Several fermentation products are important commercially outside of the food industry. For example, chemical solvents such as acetone and butanol are produced during acetone-butanol-ethanol fermentation. Complex organic pharmaceutical compounds used in antibiotics (e.g., penicillin), vaccines, and vitamins are produced through mixed acid fermentation.

In addition to fermentation ability, fermentation products are used in the laboratory to differentiate various bacteria for diagnostic purposes. For example, enteric bacteria are known for their ability to perform mixed acid fermentation, reducing the pH, which can be detected using a pH indicator. Similarly, the bacterial production of acetoin during butanediol fermentation can also be detected. Gas production from fermentation can also be seen in an inverted Durham tube that traps produced gas in a broth culture.

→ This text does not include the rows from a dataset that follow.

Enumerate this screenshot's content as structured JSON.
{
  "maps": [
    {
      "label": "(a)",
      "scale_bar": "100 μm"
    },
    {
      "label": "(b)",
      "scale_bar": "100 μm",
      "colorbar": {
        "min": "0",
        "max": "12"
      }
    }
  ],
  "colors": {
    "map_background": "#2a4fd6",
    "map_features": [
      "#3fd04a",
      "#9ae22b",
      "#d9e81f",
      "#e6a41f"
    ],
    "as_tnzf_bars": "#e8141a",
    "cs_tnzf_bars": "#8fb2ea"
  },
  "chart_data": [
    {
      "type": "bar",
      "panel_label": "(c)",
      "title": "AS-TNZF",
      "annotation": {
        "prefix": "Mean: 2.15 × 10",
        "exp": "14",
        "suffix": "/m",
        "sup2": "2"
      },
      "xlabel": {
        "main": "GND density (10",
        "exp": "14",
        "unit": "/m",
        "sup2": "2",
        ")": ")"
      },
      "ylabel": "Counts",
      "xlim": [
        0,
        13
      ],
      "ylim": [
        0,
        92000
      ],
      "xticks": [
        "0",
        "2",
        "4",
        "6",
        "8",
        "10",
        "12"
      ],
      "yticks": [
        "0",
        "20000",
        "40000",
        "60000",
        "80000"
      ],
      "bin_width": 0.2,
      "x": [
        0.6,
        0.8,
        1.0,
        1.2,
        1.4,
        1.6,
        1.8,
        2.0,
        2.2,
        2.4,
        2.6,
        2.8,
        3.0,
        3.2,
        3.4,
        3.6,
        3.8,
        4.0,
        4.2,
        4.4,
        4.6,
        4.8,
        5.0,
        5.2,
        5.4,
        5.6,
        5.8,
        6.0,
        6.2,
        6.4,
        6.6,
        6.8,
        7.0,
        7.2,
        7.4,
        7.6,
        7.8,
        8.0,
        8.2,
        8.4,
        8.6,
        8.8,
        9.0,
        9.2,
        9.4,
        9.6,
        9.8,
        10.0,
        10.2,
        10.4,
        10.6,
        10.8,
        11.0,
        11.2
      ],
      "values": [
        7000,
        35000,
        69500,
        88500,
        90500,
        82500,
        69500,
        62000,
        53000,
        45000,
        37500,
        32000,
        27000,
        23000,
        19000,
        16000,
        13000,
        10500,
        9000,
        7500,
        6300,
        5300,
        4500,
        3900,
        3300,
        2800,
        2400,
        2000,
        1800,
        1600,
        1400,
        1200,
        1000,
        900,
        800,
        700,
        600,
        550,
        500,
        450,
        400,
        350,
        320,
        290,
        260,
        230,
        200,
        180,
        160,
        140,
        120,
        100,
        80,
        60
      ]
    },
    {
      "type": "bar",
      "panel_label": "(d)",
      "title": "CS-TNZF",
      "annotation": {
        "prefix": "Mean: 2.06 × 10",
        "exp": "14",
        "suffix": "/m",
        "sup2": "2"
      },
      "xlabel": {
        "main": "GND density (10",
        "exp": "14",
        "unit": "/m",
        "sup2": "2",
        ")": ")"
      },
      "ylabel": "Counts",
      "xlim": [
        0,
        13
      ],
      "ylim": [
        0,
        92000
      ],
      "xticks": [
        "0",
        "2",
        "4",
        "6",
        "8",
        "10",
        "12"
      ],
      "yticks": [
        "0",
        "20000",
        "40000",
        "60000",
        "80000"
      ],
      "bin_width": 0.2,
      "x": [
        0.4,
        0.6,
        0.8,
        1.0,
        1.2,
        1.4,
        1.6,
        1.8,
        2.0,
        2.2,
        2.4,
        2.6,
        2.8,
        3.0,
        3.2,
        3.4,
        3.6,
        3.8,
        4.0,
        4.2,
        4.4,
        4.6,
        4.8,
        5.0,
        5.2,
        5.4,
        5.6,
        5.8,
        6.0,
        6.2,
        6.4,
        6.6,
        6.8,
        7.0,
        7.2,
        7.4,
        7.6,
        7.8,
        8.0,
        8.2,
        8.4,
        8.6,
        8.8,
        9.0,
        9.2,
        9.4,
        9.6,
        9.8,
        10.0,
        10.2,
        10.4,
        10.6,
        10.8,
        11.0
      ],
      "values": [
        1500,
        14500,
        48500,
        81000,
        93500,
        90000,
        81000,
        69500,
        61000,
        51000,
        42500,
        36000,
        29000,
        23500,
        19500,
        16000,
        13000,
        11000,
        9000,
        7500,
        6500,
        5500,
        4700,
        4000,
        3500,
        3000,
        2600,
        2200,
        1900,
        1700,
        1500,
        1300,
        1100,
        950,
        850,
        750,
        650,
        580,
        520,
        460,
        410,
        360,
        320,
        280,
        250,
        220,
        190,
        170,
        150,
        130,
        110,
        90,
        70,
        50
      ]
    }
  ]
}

IDENTIFYING BACTERIA BY USING API TEST PANELS

Identification of a microbial isolate is essential for the proper diagnosis and appropriate treatment of patients. Scientists have developed techniques that identify bacteria according to their biochemical characteristics. Typically, they either examine the use of specific carbon sources as substrates for fermentation or other metabolic reactions, or they identify fermentation products or specific enzymes present in reactions. In the past, microbiologists have used individual test tubes and plates to conduct biochemical testing. However, scientists, especially those in clinical laboratories, now more frequently use plastic, disposable, multitest panels that contain a number of miniature reaction tubes, each typically including a specific substrate and pH indicator. After inoculation of the test panel with a small sample of the microbe in question and incubation, scientists can compare the results to a database that includes the expected results for specific biochemical reactions for known microbes, thus enabling rapid identification of a sample microbe. These test panels have allowed scientists to reduce costs while improving efficiency and reproducibility by performing a larger number of tests simultaneously.

Many commercial, miniaturized biochemical test panels cover a number of clinically important groups of bacteria and yeasts. One of the earliest and most popular test panels is the Analytical Profile Index (API) panel invented in the 1970s. Once some basic laboratory characterization of a given strain has been performed, such as determining the strain’s Gram morphology, an appropriate test strip that contains 10 to 20 different biochemical tests for differentiating strains within that microbial group can be used. Currently, the various API strips can be used to quickly and easily identify more than 600 species of bacteria, both aerobic and anaerobic, and approximately 100 different types of yeasts. Based on the colors of the reactions when metabolic end products are present, due to the presence of pH indicators, a metabolic profile is created from the results (Figure \(\PageIndex{2}\)). Microbiologists can then compare the sample’s profile to the database to identify the specific microbe.